Дальше ехали молча. Сосед ко мне не приставал, в смысле, с разговорами. Да он и не должен был приставать, ни в каком смысле. Это я давно понял, как-никак играл несколько месяцев в игру «Распознай педофила». Родители здесь ни при чем, это школьное. У нас в школе большой скандал был по этому поводу, учителя литераторы, Зиновия Марковича, обвинили в педофилии, не официально, конечно, просто так говорили, в том числе мои родители. Я им пробовал объяснить, что он старшеклассниц совращал, которые сами кого хошь могли совратить, такие телки, какая же это педофилия? Но у родителей здравый смысл напрочь отключился, все причитали, каким осторожным мне надо быть, сегодня старшеклассницы, а завтра мы, кто же их, педофилов, поймет. Скандал тот замяли по-тихому, даже в интернет ничего не просочилось. Нам доходчиво объяснили, что нет ничего прикольного в знакомстве с педофилом, и мы вняли, потому что и сами до этого дошли. А что в игру играли, так это только для своих. Пару потенциальных педофилов среди учителей выявили и устроили им такую веселую жизнь, что они через полгода из школы уволились. На том игра и закончилась.

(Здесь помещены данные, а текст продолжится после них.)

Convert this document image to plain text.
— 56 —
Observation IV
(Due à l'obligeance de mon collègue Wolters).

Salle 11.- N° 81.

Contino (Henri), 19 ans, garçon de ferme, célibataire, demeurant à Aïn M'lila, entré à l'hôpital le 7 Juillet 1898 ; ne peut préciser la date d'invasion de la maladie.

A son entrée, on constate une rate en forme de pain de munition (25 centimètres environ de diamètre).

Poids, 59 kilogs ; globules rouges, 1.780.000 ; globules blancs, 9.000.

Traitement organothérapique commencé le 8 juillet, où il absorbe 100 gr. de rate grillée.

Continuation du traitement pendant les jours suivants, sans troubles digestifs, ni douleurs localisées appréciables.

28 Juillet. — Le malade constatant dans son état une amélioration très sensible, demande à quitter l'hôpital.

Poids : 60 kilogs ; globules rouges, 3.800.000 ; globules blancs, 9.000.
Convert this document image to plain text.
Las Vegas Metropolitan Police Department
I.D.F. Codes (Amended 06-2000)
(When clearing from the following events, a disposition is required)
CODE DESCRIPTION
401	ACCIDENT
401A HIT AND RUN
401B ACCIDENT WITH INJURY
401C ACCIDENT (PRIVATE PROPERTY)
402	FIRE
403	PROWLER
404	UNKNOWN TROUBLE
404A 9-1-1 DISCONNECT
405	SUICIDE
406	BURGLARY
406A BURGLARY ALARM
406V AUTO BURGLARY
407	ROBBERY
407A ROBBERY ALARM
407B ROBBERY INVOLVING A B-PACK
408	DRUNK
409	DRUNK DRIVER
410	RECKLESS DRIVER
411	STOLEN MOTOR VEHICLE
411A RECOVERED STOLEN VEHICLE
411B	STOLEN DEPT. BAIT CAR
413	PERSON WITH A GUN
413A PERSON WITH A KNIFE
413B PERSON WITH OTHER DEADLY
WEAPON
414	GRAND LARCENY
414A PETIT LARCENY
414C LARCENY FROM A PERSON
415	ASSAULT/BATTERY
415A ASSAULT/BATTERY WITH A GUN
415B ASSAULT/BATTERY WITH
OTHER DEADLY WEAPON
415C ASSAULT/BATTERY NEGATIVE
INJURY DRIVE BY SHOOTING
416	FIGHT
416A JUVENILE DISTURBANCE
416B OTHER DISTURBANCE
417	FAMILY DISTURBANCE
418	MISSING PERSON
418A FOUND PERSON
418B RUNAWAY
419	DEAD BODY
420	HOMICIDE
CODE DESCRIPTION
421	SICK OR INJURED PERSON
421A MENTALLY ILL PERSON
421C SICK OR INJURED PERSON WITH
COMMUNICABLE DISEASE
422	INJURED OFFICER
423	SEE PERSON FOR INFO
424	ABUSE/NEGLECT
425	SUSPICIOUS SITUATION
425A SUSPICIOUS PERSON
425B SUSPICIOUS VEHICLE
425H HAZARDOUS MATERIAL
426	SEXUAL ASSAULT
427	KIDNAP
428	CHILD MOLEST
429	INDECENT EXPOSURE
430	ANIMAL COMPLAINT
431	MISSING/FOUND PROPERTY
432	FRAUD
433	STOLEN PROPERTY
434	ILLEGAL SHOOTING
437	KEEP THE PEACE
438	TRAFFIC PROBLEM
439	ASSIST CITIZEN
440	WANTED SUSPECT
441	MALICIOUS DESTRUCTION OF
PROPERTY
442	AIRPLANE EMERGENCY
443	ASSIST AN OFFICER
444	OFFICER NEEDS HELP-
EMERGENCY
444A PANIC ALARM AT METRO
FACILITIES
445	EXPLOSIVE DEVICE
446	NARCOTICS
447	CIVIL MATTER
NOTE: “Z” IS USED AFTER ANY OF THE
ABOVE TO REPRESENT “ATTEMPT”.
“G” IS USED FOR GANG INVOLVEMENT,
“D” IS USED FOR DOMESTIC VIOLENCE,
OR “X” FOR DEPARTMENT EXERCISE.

Сосед точно педофилом не был. И геем тоже. С такой-то герл-френдой! Гламурная и шикарная, хоть и немолодая, конечно. Она мне пару раз приснилась во всей своей шикарности, и поутру мне было немного стыдно, потому как… Но это к делу не относится, это мое личное.
А мы тем временем заехали незнамо куда. То все по проспекту ехали, вдруг свернули немного в сторону и оказались в какой-то депрессивной индустриальной зоне. Высоченный бетонный забор с распахнутыми металлическими воротами, пустой большой двор, весь залитый потрескавшимся асфальтом, и во всю длину двора кирпичное неоштукатуренное здание без окон, с широкими и высоким дверями посередине, больше на ворота похожими.
– Пошли, – сказал Сосед, вылезая из машины. – Не бойся, это склад, тут такое увидишь, чего ни в каком салоне нет, во всяком случае, в таком ассортименте.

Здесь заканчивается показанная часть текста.